Persepsi yang jelas akan realitas: persepsi akurat yang jelas mengenai suatu keadaan dan kemampuan mengenali kepalsuan, serta ketidaktakutan menghadapi ketidaktahuan.

Penerimaan terhadap diri sendiri, orang lain, dan sekitarnya: ketidakmaluan menerima kelemahan dan kecacatan dalam dirinya sendiri, orang lain, dan lingkungan sekitarnya. Spontanitas, tidak konformis: tindakan spontan dalam kehidupan namun bukan di luar aturan. Terpusat pada pemecahan masalah: ketertarikan untuk memecahkan masalah. Privasi dan kebutuhan untuk menyendiri: kebertahanan untuk tetap tak terganggu, yang dapat menyebabkan sikap asosial.
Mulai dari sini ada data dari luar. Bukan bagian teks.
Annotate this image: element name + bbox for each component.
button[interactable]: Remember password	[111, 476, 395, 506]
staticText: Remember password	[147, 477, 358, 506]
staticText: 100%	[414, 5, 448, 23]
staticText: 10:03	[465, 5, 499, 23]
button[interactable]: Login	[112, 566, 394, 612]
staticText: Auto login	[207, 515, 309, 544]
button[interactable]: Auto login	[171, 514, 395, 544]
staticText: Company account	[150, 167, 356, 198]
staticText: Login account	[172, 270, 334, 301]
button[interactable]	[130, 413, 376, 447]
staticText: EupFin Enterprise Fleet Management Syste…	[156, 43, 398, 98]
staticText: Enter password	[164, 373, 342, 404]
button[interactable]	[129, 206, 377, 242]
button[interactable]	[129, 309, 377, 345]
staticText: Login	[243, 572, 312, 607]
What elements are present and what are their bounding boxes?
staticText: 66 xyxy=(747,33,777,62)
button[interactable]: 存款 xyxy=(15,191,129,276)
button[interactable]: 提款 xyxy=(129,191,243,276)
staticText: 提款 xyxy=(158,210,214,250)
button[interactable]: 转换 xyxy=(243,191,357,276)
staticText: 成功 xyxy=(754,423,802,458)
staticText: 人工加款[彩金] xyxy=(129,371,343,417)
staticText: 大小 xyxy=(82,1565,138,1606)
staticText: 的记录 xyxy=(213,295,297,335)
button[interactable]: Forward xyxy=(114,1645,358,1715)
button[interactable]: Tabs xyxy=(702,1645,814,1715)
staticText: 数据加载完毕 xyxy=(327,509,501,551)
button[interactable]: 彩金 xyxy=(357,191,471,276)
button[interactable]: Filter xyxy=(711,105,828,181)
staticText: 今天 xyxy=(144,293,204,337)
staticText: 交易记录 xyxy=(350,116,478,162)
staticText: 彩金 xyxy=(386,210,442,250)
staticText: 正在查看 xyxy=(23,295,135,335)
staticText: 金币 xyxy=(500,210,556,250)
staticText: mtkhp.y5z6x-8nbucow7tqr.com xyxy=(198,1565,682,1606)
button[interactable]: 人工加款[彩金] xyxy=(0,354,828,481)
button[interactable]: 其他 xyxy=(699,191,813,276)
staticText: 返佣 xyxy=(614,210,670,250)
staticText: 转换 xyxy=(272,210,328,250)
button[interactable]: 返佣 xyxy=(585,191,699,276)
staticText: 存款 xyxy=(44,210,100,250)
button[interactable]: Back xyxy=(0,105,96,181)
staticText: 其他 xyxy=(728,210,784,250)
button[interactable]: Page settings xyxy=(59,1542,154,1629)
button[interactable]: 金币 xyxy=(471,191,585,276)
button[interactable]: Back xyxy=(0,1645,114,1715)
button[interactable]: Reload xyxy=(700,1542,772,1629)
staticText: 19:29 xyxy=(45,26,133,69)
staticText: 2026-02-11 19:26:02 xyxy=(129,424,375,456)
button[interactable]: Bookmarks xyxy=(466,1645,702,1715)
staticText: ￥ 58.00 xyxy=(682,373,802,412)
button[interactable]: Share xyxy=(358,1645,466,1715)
Otonomi, independen terhadap lingkungan dan kultur yang ada: ketidaktergantungan terhadap orang lain atau kebudayaan di luar, namun lebih kepada pertumbuhan dan perkembangan diri sendiri. Apresiasi segar yang berkelanjutan terhadap kehidupan sekitar: keberlanjutan apresiasi terhadap kesenangan-kesenangan mendasar dalam hidup. Pengalaman mistik atau pengalaman puncak: pengalaman yang menguatkan dan mengubah diri serta meninggalkan kesan yang mendalam. Kesatuan dengan kemanusiaan: identifikasi, simpati, dan afeksi kepada orang lain, dan secara umum terhadap kemanusiaan itu sendiri. Relasi antarpersonal yang dalam: kedekatan, cinta, dan pengenalan yang lebih dalam dari yang biasanya, dan biasanya pada sekelompok kecil teman. Watak demokratis: penghormatan terhadap setiap orang dan keinginan untuk belajar darinya. Etika yang berujung pada moral: pembedaan yang jelas antara maksud dan tujuan serta pemahaman akan kebaikan dan keburukan serta kebenaran dan kesalahan yang umumnya berbeda dengan orang lain. Rasa humor filosofis yang tak menyakitkan: humor cerdas yang intrinsik dan spontan. Kreativitas dan imajinasi: cara pandang terhadap sesuatu yang segar dan langsung serta naif.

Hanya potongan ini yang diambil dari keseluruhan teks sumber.